Frank’s way of chairing a meeting was much more laid-back than Malaika’s. Declaring the dining room too hot and stuffy, he’d moved us outdoors to a shady spot under the trees by the parking lot, crafting an informal board table by dragging two picnic tables together end to end. At the centre of these, in a large clamshell box, were the cinnamon buns that Dave Becker had brought from the Millbank bakery.

Dave was generous like that. I’d been in his antiques store several times now since I’d moved here, and even when I hadn’t made a purchase he had never let me walk out empty-handed, always giving me some little item—an egg cup or handkerchief—that he’d had tucked in the back of a cabinet or stuffed in a drawer; and this morning without any arm-twisting he’d taken on the job of keeping minutes for our meeting. He set his pen down now. “So let’s see if I’ve got this straight. I can keep doing appraisals for people outside the museum, the same as I’ve always done, right?”

“Right,” I said.

“But if somebody donates an article to the museum, and needs an appraisal of what they’re donating, for taxes, then I can’t provide that appraisal.”

“Right. That would be conflict of interest. I can’t appraise either.”

Museums weren’t private collectors.

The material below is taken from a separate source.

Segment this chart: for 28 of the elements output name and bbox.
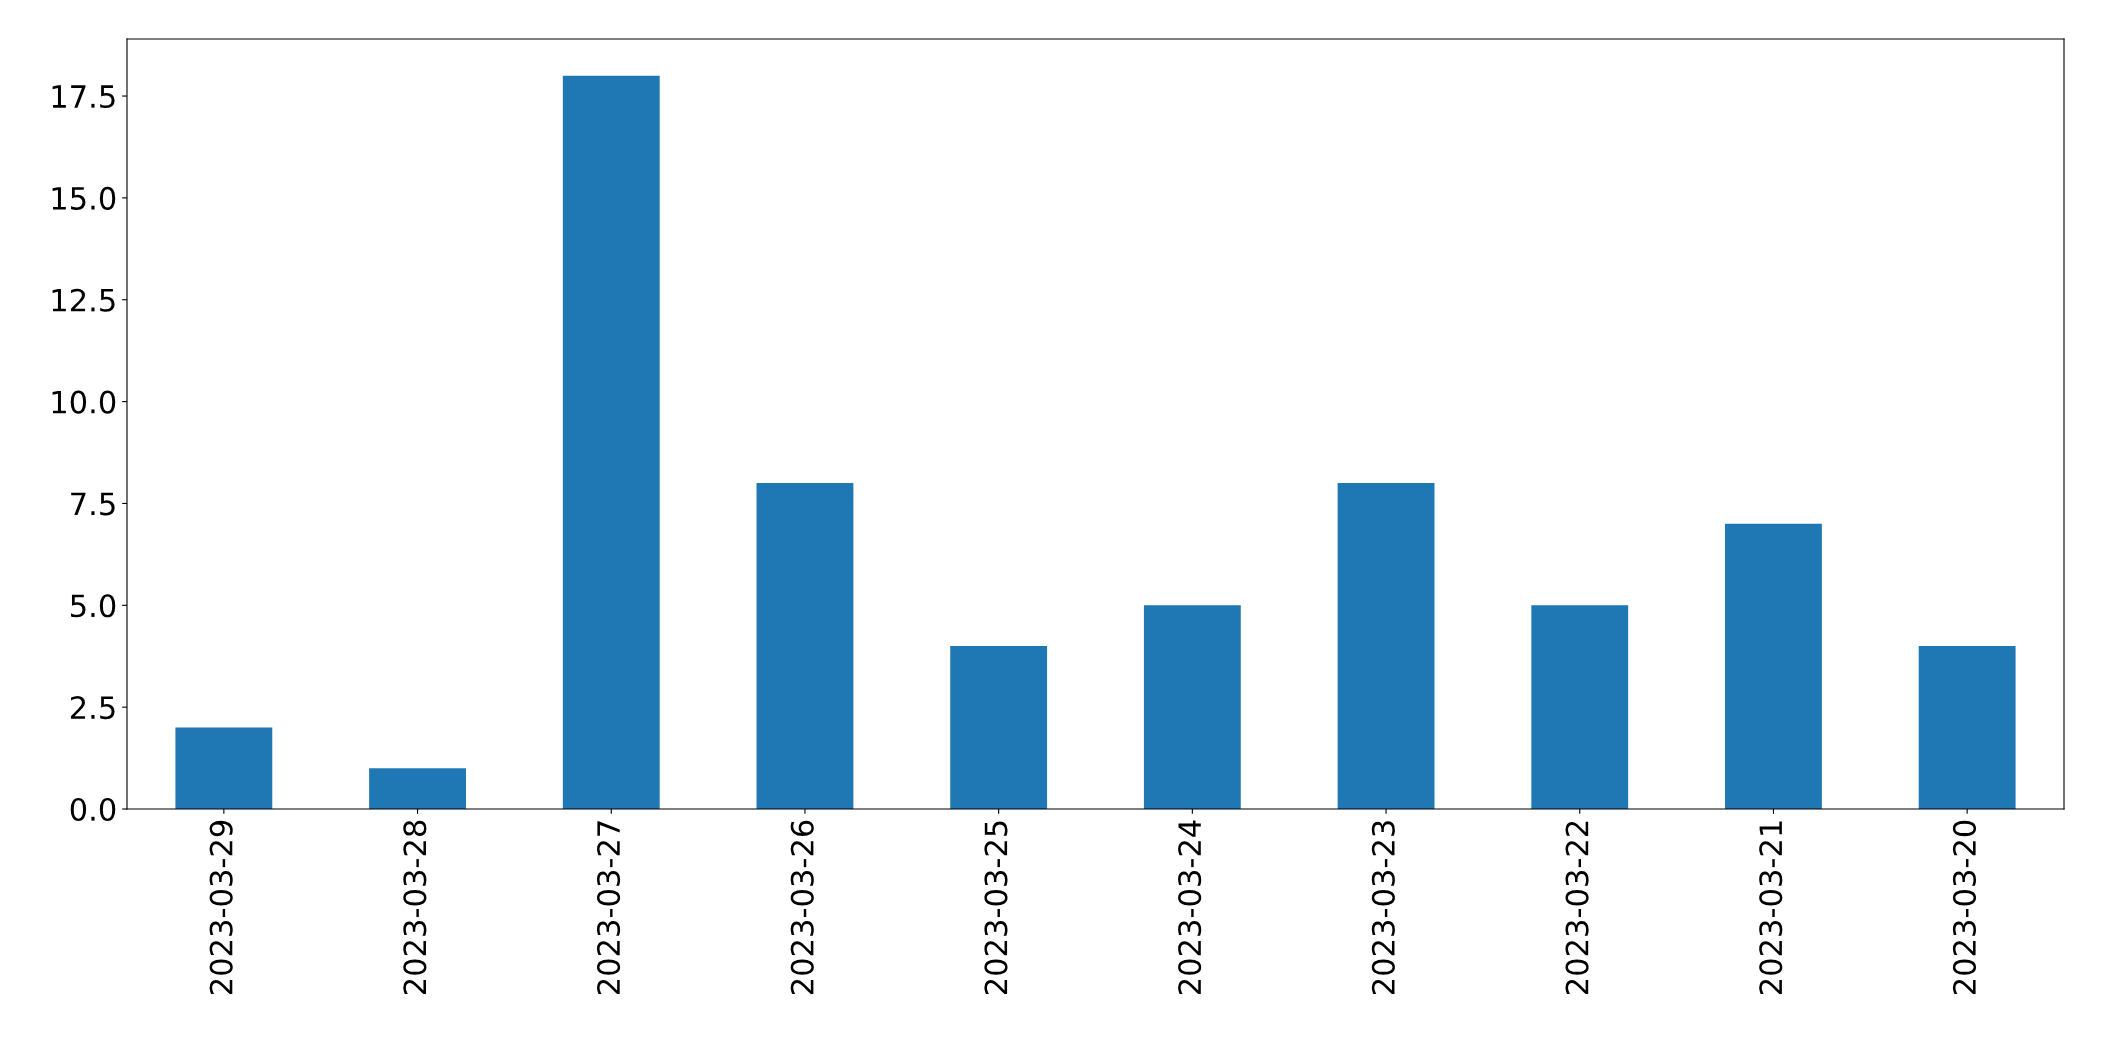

Whatever we held was considered to be in the public trust, meaning when people donated things to a museum they expected us to manage and preserve them for the benefit of everyone, not hoard them for ourselves or, worse still, use them for our own financial profit.

There were rules for accepting something into the collection, and rules for taking care of it, and even more restrictive rules for how and when we could dispose of it, all written down in our policies.

Frank moved the meeting along. “I’ve broken down the inventory Captain Wilde’s wife made of what was in the house when it was being occupied by Redcoats. On this first page, here, are all the things my family managed not to sell, the things that we held on to.”

It wasn’t a bad start. A four-poster bed that had been in the chamber of Benjamin Wilde and his wife, and two chairs and a small table matching the ones she had listed as being downstairs in the parlour; an old copper kettle, a soup tureen, six silver spoons and four candlesticks, and a long mirror, its frame carved and inlaid to match the description she’d made of a looking-glass, brought by my husband a gift from Jamaica.

Tracy, reading the list, asked, “And these are all in our storage facility?”

Frank replied, “If by ‘storage facility’ you mean my barn and the safe in Dave’s shop, then yeah, that’s where they are.”